The key point is to know what needs protecting and what it needs protecting from. There are no one size fits all solutions. What works in one organization probably won't work as effectively or efficiently in another. Just because another organization is doing something does not mean every organization needs to do the same.
Understand the assets
Before thinking about anything else, know one thing - what needs protecting. What does the organization have that is of value to it? What does the organization have that is of value to others? In the past it was enough to think about the value to others, but with the increase in ransom attacks it is important to consider what happens when the organization's access to something is disrupted. (This should be covered by business continuity and disaster recovery planning anyway.)
Understand the threats
Now examine the real threats to the organization and its assets. This is where it is easy to get lost in the exciting world of fear, uncertainty, and doubt. Remember, security should be boring. Lurene Grenier, a researcher with Immunity, Inc., gave the opening keynote for Cisco Talos Threat Research Summit in June 2018. According to DarkReading's write-up on the keynote Lurene asserts that every organization must be prepared to deal with nation-state actors. This is not a productive approach. Nation-states have near endless resources and the organization being defended likely does not. Too many organizations are focusing on far fetched threats while still missing the security basics.
Not every organization needs to consider nation-state attackers. Not every organization needs to consider sophisticated organized crime. Every organization needs to understand their operation, their assets, and the realistic threats to those. Smaller, not well known, organizations will benefit much more from covering the basics then they will from thinking about nation-states. (Disclaimer: If the organization works with the government, defense industry, certain areas of financial services, critical infrastructure, etc. then nation-states should be considered. Organization size is not the sole factor in play.)

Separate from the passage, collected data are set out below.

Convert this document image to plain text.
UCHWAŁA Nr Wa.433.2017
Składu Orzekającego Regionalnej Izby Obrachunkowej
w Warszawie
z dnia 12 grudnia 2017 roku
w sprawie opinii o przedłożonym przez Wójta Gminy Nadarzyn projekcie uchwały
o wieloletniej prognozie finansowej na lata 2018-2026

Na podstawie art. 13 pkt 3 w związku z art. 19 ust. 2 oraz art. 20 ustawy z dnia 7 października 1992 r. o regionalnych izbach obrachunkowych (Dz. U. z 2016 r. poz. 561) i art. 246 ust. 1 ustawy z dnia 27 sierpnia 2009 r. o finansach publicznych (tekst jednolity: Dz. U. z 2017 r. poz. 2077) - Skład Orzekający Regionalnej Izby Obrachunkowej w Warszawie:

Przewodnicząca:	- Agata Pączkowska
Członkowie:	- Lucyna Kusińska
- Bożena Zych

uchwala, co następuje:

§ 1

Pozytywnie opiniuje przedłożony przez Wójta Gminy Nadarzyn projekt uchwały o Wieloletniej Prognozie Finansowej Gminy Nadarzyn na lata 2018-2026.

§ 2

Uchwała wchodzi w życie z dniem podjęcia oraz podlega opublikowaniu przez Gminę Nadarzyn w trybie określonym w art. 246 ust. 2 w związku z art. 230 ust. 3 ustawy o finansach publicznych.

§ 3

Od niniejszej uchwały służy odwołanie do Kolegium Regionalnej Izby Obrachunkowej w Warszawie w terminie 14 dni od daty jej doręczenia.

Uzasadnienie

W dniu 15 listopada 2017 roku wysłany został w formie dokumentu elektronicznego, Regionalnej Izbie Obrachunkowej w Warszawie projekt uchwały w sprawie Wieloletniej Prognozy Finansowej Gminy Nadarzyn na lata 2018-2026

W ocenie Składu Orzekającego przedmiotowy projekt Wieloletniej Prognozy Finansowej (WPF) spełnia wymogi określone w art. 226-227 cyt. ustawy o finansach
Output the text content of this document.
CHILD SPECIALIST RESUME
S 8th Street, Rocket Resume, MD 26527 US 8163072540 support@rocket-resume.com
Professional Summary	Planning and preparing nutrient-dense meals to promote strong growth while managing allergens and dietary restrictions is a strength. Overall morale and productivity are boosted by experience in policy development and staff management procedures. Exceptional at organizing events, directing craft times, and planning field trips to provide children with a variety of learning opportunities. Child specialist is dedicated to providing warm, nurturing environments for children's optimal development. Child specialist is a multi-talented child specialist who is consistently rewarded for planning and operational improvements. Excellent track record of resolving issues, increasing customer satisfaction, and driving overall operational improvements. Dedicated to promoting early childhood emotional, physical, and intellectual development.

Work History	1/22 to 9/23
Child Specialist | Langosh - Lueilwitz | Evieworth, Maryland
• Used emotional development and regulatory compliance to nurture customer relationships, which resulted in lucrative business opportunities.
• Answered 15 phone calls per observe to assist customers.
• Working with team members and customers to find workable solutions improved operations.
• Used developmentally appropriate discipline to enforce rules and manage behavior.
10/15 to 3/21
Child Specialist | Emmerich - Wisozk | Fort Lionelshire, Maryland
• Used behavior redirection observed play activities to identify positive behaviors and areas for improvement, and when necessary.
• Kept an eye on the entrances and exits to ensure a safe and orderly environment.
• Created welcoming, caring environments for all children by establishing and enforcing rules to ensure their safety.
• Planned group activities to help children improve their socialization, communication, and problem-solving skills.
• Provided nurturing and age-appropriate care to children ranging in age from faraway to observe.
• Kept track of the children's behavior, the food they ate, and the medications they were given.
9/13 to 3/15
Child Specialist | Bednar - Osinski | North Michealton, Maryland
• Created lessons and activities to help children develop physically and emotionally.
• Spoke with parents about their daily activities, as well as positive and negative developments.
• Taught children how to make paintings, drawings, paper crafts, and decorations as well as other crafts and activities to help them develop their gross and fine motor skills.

Understand the appropriate controls
It is not a smart idea to try to build an impenetrable system of security controls. It probably isn't possible and even if it is the productivity of the organization will grind to a halt. Controls need to operate in the real world. That means allowing people the access they need without adding too much friction. That means understanding how the organization works. That means building controls that custom fit the organization, its culture, its customers, and its workforce, not copying from somewhere else.
Focus on controls that can reasonably restrict access and prevent or detect mistakes. Include controls that will facilitate responding to incidents and breaches. Remember that a security program isn't solely about preventing breaches.
Design controls without selecting tools. Tools are not solutions. Tools are a way to make a control operate more efficiently. If the controls can't operate (even with horrible inefficiently) without a specific tool, then I question its ability to operate at all (or its necessity). Think about what you are trying to do and how you are going to do it before listening to vendors! Vendors exist to make money selling their solution - they are not the best source of advice on appropriate controls.
Focus on iterative improvement. Security programs aren't built overnight. Measure what you're doing, know where you want to be, and take small steps to get there.
Look mostly inward not mostly outward. How other organizations are solving problems can be helpful, but those solutions must be adapted to the specific organization.
Is it defensible?
A defensible security program is one that is generally accepted as appropriate for protecting the involved assets. How does an organization determine what is appropriate? The simple answer is, if it can be truthfully explained to outsiders without the need to sugarcoat it, then it is probably appropriate. Auditors and lawyers are helpful here. If during an audit or when answering a security questionnaire you feel the need to stretch the truth, then the organization's program is probably not defensible. Imagine the worst happens and the organization experiences a breach - are you embarrassed by any of security work that is happening (or not happening)?
If you can proudly describe your security program then you're on the right track. Keep learning and evolving as time goes and your program will remain appropriate and defensible forever.